Our new validation system will be based on Kurt Whitsel's system that currently performs image processing, validation, and derivative creation for DIDO.
Some old workflow diagrams (file:///\blLdlpEuterpe/dlod/SystemDocumentation/IMAGE_PROCESSING/image_doc/index.html) describing this system are available. It is unclear how accuratly they represent the existing system. (Note that in the containing directory (file:///\blLdlpEuterpe/dlod/SystemDocumentation/IMAGE_PROCESSING/image_doc/index.html) there are some unlinked GIF files that may also be useful.)
David has been happy with Spring for managing flow in a web application. It is possible that we should use it in the validation system.
We need to see if the RIFF project's validation system can be integrated with ours (see their OpenRepositories slides).
User Requirements for new system
- Staff can easily add/modify validation criteria for a class of documents.
- Staff can specify document classes that are eligible for ingest into a collection.
- Digitizers can easily submit files (individually or in groups) for validation.
- When processing a large number of files for a single collection, digitizers do not have to
login and/or describe the file properties multiple times.
- Digitizers should be notified of problems as early in the process as possible, so they don't
have to enter a lot of extra data or wait a long time to find out their files need to be
- Digitizers can validate files without having them ingested.
- Digitizers can specify that validated files should be ingested.
- Programs (like a cataloging tool) can perform validation.
Functional Requirements for new system
- [Must] To properly handle internal structure, items need to be validated on
- The individual media files must all meet the digitization criteria
- The metadata must validate against a schema and must meet any collection-specific criteria
- The metadata and media files must correspond.
- [Must] The validation system had different profiles (or different applications) for different contexts. Files are validated differently when the context is derivative creation, Fedora ingest, or preservation integrity checking.
- [Want] The vaildator is converted to an MVC architecture, so actions can be performed independent of the GUI.
- [Want] Files can be validated multiple times without any side effects.
- [Want] The validation module is completely separate from the ingest module. The ingest module can assume that files have been validated.
- Current validation system takes a lot of work to configure for a new collection.
- Brian's "Manual QC script" allows running a profile with a perl script to get information about the files.
- If we deal with DIDO or archives collections, we will have to include a more complex workflow system.
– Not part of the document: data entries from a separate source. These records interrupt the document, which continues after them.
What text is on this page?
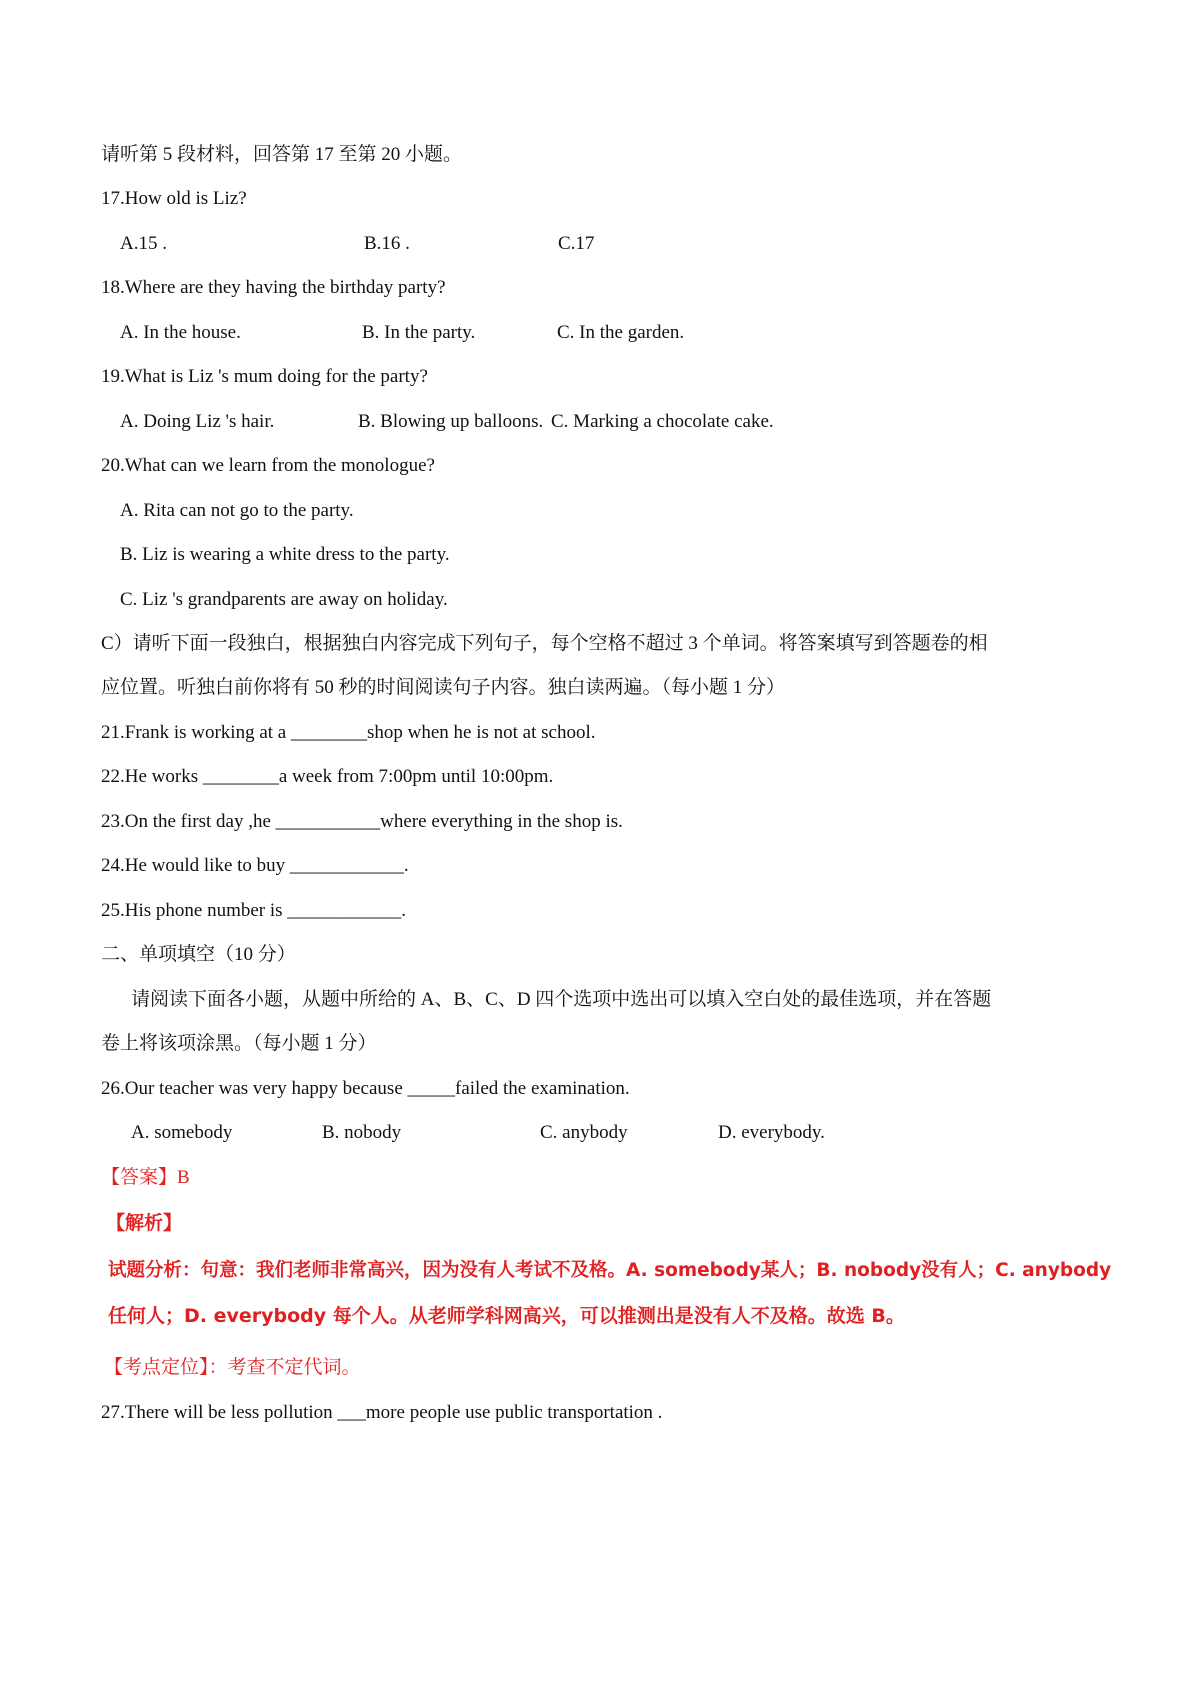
请听第 5 段材料，回答第 17 至第 20 小题。
17.How old is Liz?
A.15 .	B.16 .	C.17
18.Where are they having the birthday party?
A. In the house.	B. In the party.	C. In the garden.
19.What is Liz 's mum doing for the party?
A. Doing Liz 's hair.	B. Blowing up balloons. C. Marking a chocolate cake.
20.What can we learn from the monologue?
A. Rita can not go to the party.
B. Liz is wearing a white dress to the party.
C. Liz 's grandparents are away on holiday.
C）请听下面一段独白，根据独白内容完成下列句子，每个空格不超过 3 个单词。将答案填写到答题卷的相
应位置。听独白前你将有 50 秒的时间阅读句子内容。独白读两遍。（每小题 1 分）
21.Frank is working at a ________shop when he is not at school.
22.He works ________a week from 7:00pm until 10:00pm.
23.On the first day ,he ___________where everything in the shop is.
24.He would like to buy ____________.
25.His phone number is ____________.
二、单项填空（10 分）
请阅读下面各小题，从题中所给的 A、B、C、D 四个选项中选出可以填入空白处的最佳选项，并在答题
卷上将该项涂黑。（每小题 1 分）
26.Our teacher was very happy because _____failed the examination.
A. somebody	B. nobody	C. anybody	D. everybody.
【答案】B
【解析】
试题分析：句意：我们老师非常高兴，因为没有人考试不及格。A. somebody某人；B. nobody没有人；C. anybody
任何人；D. everybody 每个人。从老师学科网高兴，可以推测出是没有人不及格。故选 B。
【考点定位】：考查不定代词。
27.There will be less pollution ___more people use public transportation .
Steps a validation tool must perform, and their relationship to existing tools:
- File submission, both media and metadata
- for now, just a directory things are copied into, later maybe a webapp
- imageproc can be called at a lower level to bypass its interface
- Indication of post-submit action?
- imageProc does this after something passes
- Individual file validation
- media file properties
- Imageproc does this, but it needs to be more configurable
- Brian's manual QC script is a good model for the configuration
- metadata file content
- filename (follows rules and specifies correct file type)
- imageproc does this, may need more configuration
- File relationships (package) validation
- pages in sequence
- proper file correspondence (# of derivatives, one PDF per book, etc.)
- ingest tool does some
- imageproc does some
- If ingesting, move files to ingest directory
- Post-ingest validation of the Fedora object
- Result reporting (to where? who?)
- always tell the user who submitted the file
- do we log all the workflow information that imageproc does?
- (Jon, Jenn) How/what technical and process history metadata should be stored? Does this come from this tool, or from a workflow tool?